Human vs. Natural Contributions to Global Warming

The percentage contribution to global warming over the past 50-65 years is shown in two categories, human causes (left) and natural causes (right), from various peer-reviewed studies (colors).  The studies used a wide range of independent methods, and provide multiple lines of evidence that humans are by far the dominant cause of recent global warming.  Most studies showed that recent natural contributions have been in the cooling direction, thereby masking part of the human contribution and in some cases causing it to exceed 100% of the total warming.  The two largest human influences are greenhouse gas (GHG) and sulfur dioxide (SO2) emissions, mostly from burning coal, oil, and natural gas (sulfur emissions tend to have a net cooling effect).  The largest natural influences on the global temperature are the 11-year solar cycle, volcanic activity, and the El Nino Southern Oscillation (ENSO).
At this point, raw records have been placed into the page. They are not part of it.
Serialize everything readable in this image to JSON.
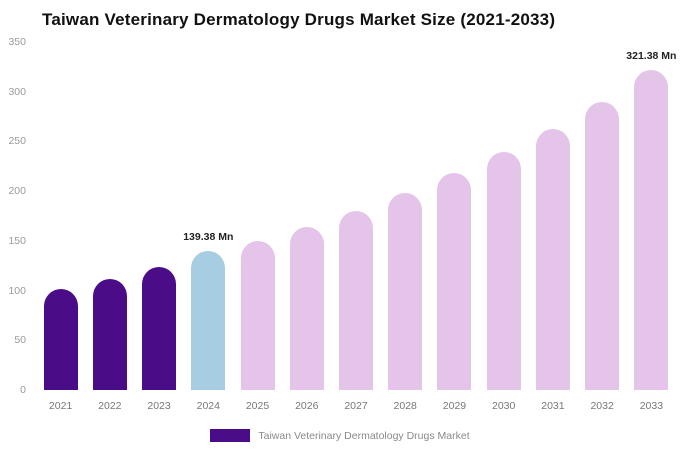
{
  "title": "Taiwan Veterinary Dermatology Drugs Market Size (2021-2033)",
  "legend": {
    "label": "Taiwan Veterinary Dermatology Drugs Market",
    "swatch_color": "#4a0d87"
  },
  "chart_data": {
    "type": "bar",
    "title": "Taiwan Veterinary Dermatology Drugs Market Size (2021-2033)",
    "categories": [
      "2021",
      "2022",
      "2023",
      "2024",
      "2025",
      "2026",
      "2027",
      "2028",
      "2029",
      "2030",
      "2031",
      "2032",
      "2033"
    ],
    "values": [
      102,
      112,
      124,
      139.38,
      150,
      164,
      180,
      198,
      218,
      239,
      262,
      290,
      321.38
    ],
    "bar_colors": [
      "#4a0d87",
      "#4a0d87",
      "#4a0d87",
      "#a6cde2",
      "#e5c4ea",
      "#e5c4ea",
      "#e5c4ea",
      "#e5c4ea",
      "#e5c4ea",
      "#e5c4ea",
      "#e5c4ea",
      "#e5c4ea",
      "#e5c4ea"
    ],
    "annotations": [
      {
        "category": "2024",
        "text": "139.38 Mn"
      },
      {
        "category": "2033",
        "text": "321.38 Mn"
      }
    ],
    "xlabel": "",
    "ylabel": "",
    "ylim": [
      0,
      350
    ],
    "yticks": [
      0,
      50,
      100,
      150,
      200,
      250,
      300,
      350
    ],
    "grid": false,
    "legend_position": "bottom-center"
  }
}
The studies are Tett et al. 2000 (T00, dark blue), Meehl et al. 2004 (M04, red), Stone et al. 2007 (S07, green), Lean and Rind 2008 (LR08, purple), Huber and Knutti 2011 (HK11, light blue), Gillett et al. 2012 (G12, orange), Wigley and Santer 2012 (WG12, dark green), Jones et al. 2013 (J13, pink), IPCC AR5 (IPCC, light green), and Ribes et al. 2016 (R16, light purple).  The numbers in this summary are best estimates from each study; uncertainty ranges can be found in the original research.